The celebrations focal point is Estonian folk culture with traditional songs and dances, however, also new work is commissioned for every event. Participants mostly wear national costumes.
In addition to youth celebration, also a general song and dance celebration is held, where young people take part. According to the established tradition, every 2nd and 7th year of the decade a youth song and dance celebration and every 4th and 9th year of the decade a general song and dance celebration takes place. The tradition of Estonian Song and Dance Celebrations tradition began with the first Song Celebration in 1869. The celebrations have taken place regardless of the political situation and have been part of building Estonian identity that has united the nation in its struggle for national independence before 1918 and during the period of the Soviet occupation (1941-1991). The “Singing Revolution” began in 1988, based on the Song Celebration tradition, when hundreds of thousands of people gathered in the Song Festival Grounds to demand Estonia’s independence and sing patriotic songs. Estonia regained its independence in 1991. In November 2003, UNESCO declared Estonia’s Song and Dance Celebration tradition a masterpiece of the Oral and Intangible Heritage of Humanity.

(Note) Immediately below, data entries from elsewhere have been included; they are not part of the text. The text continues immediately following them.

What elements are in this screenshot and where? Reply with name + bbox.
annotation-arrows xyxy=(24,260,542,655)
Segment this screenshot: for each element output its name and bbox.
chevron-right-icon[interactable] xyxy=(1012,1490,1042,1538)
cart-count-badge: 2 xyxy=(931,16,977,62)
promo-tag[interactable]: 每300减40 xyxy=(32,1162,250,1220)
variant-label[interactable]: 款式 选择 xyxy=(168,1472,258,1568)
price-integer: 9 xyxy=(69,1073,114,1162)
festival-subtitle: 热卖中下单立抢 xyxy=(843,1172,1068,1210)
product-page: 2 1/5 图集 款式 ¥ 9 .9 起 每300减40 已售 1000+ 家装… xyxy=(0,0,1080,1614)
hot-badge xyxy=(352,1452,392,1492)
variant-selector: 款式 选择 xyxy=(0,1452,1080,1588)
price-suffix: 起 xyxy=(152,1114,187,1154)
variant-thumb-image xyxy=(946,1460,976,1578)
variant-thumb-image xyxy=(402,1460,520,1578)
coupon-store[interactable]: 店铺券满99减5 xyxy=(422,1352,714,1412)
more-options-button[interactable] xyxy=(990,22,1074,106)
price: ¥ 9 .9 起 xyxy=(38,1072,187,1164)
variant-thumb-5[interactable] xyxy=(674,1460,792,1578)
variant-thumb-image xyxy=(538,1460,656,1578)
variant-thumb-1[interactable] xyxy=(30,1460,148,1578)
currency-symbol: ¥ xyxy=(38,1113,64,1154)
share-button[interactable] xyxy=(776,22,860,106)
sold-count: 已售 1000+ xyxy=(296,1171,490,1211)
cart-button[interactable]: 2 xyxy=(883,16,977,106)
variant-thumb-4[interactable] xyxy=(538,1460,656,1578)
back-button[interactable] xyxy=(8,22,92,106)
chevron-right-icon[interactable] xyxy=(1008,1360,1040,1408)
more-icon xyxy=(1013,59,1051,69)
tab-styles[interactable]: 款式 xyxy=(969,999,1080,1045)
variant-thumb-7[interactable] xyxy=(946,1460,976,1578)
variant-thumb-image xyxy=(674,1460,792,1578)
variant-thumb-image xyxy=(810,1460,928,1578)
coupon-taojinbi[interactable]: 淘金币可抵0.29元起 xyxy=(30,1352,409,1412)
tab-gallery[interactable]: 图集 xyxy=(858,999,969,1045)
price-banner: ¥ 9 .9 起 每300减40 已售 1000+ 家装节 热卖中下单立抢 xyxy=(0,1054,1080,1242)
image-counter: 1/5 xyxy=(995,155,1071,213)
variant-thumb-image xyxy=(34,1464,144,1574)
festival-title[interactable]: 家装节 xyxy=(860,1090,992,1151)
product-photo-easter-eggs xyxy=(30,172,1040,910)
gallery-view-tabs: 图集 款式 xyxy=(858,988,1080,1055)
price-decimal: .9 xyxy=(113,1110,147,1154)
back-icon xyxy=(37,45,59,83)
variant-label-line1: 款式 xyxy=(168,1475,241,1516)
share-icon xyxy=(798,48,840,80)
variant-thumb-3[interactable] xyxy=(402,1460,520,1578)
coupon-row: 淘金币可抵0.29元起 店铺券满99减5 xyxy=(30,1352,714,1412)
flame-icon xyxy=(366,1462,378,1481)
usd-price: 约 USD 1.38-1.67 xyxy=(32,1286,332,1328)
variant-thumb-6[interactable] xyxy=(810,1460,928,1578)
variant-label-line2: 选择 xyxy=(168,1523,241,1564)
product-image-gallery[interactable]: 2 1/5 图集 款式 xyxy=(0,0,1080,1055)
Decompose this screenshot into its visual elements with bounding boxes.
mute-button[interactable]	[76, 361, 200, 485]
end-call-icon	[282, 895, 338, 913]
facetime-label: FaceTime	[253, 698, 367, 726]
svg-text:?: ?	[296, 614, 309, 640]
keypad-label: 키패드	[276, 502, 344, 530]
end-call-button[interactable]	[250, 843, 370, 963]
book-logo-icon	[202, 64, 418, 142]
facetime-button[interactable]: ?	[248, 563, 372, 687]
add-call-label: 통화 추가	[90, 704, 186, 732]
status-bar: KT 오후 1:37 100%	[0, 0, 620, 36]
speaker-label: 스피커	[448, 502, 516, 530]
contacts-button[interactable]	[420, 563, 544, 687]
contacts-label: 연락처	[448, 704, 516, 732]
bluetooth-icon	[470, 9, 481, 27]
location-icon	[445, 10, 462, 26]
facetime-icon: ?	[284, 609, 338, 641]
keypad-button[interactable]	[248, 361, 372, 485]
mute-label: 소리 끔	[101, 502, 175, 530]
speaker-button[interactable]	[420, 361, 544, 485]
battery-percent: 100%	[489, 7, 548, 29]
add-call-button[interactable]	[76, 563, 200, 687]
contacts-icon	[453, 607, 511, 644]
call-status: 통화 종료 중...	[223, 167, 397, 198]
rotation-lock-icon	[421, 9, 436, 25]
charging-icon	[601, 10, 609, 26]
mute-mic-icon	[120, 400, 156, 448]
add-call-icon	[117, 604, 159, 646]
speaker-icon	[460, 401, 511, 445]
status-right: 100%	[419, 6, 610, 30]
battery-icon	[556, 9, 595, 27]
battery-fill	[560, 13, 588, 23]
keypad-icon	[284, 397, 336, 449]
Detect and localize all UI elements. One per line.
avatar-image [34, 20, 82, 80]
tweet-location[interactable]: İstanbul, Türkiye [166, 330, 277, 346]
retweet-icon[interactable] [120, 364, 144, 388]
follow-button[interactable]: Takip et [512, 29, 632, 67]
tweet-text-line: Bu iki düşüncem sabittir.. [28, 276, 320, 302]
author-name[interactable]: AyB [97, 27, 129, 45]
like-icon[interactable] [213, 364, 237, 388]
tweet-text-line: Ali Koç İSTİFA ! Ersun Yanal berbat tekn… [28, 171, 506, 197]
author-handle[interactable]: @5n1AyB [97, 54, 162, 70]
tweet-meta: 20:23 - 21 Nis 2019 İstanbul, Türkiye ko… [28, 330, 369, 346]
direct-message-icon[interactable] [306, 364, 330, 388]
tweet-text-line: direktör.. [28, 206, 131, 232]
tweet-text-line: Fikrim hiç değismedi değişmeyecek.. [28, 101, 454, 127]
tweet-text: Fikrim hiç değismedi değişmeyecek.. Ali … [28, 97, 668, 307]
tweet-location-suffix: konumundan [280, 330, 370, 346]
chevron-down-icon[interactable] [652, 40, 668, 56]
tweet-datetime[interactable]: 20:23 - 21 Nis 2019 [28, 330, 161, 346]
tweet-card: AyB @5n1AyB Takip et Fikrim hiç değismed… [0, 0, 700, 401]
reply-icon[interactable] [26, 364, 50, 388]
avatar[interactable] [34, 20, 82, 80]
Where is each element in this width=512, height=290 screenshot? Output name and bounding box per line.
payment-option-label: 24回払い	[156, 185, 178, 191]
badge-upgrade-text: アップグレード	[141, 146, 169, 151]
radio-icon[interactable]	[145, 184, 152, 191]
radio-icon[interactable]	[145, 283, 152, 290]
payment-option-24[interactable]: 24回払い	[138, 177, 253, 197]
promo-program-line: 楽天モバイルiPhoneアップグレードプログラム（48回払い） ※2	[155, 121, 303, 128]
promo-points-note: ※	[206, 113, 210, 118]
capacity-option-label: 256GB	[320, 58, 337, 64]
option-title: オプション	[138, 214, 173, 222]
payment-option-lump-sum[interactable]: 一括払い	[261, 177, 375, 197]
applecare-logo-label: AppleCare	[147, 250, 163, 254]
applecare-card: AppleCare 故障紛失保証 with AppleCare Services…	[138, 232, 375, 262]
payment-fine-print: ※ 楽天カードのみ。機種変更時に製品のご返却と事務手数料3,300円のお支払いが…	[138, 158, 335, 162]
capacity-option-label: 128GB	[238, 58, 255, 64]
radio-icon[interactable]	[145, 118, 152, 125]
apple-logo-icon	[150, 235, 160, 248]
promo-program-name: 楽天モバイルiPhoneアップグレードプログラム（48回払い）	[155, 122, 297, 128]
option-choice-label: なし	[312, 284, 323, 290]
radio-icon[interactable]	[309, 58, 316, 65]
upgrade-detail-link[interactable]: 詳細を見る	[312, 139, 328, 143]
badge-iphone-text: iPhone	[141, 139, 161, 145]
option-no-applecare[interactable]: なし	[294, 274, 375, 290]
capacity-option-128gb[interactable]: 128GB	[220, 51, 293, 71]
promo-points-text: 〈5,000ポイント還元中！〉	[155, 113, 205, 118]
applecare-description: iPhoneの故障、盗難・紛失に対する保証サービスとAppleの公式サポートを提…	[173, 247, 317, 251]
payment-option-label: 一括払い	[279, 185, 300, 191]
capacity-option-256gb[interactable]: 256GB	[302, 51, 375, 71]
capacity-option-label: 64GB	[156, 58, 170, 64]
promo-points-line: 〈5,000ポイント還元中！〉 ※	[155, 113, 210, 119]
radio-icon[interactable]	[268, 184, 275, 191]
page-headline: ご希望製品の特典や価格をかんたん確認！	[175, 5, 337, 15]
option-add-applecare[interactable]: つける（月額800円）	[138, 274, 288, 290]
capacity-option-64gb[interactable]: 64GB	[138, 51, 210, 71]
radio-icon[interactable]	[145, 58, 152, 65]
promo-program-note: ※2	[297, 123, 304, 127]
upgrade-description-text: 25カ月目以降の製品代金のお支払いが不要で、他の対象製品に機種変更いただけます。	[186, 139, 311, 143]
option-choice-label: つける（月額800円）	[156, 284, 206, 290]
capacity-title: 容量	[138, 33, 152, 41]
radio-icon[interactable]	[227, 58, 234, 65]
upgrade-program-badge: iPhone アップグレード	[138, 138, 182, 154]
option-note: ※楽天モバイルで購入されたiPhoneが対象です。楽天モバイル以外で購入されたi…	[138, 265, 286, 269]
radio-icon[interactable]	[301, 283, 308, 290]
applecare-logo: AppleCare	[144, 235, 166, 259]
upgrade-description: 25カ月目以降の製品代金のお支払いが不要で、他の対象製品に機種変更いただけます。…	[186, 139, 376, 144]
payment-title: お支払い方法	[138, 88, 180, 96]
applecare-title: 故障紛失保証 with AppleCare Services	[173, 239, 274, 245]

According to the research by Lauristin & Vihalemm (Minu laulu- ja tantsupidu. Sotsioloogilise uuringu aruanne. Eesti Laulu- ja Tantsupeo Sihtasutus, 2013), the tradition to hold celebrations is very viable, also among young people. The number of participants has not dropped in spite of the general decrease of the youth population and the number of groups taking part in the selection process before the event is increasingly larger than the number selected to participate. The Register of Estonian Song and Dance Celebration Foundation has in 2016 a record of 50,196 members of groups (dance, groups, choirs, orchestras, folk music groups), aged 7 to 26; the number of individuals of the same age group is 37,722, which means that the Register has a record of 13% of Estonian young people. In the age group from 7 to 19, the Register has a record of 21% of all Estonian young people (“Hobby education, hobby activity, and youth workers in local municipalities”, the Centre for Applied Social Sciences of the University of Tartu, 2016).
In 2017, the 12th Youth Song and Dance Celebrations were held, in which 797 collectives took part in Song Celebrations, that makes about 24,000 singers. Dance Celebrations had 585 collectives, with about 9,000 dancers. In 2019, the 27th General Song and Dance Celebrations were held. The year 2019 was also the anniversary year of 150 years of song celebrations. During the previous general song and dance celebrations, 1,020 singing collectives (more than 32,000 singers) and 713 dancing collectives (11,500 dancers) participated. The next Youth Song and Dance Celebrations will take place in the year 2022 and General Song and Dance Celebrations in the year 2024.
The event is funded from the state budget and ticket revenue. In 2019, the Ministry of Culture designated more than 2,4 million euros for the Estonian Song and Dance Celebration Foundation who is the responsible body for organisation of the celebrations. Additional 200,000 euros was given in order to organize the theme year of 2019, which was designated to the 150 anniversary described in the previous paragraph. The Ministry of Culture also supported the collectives participating in the celebrations with 1 million euros that were distributed by the Estonian Song and Dance Celebration Foundation.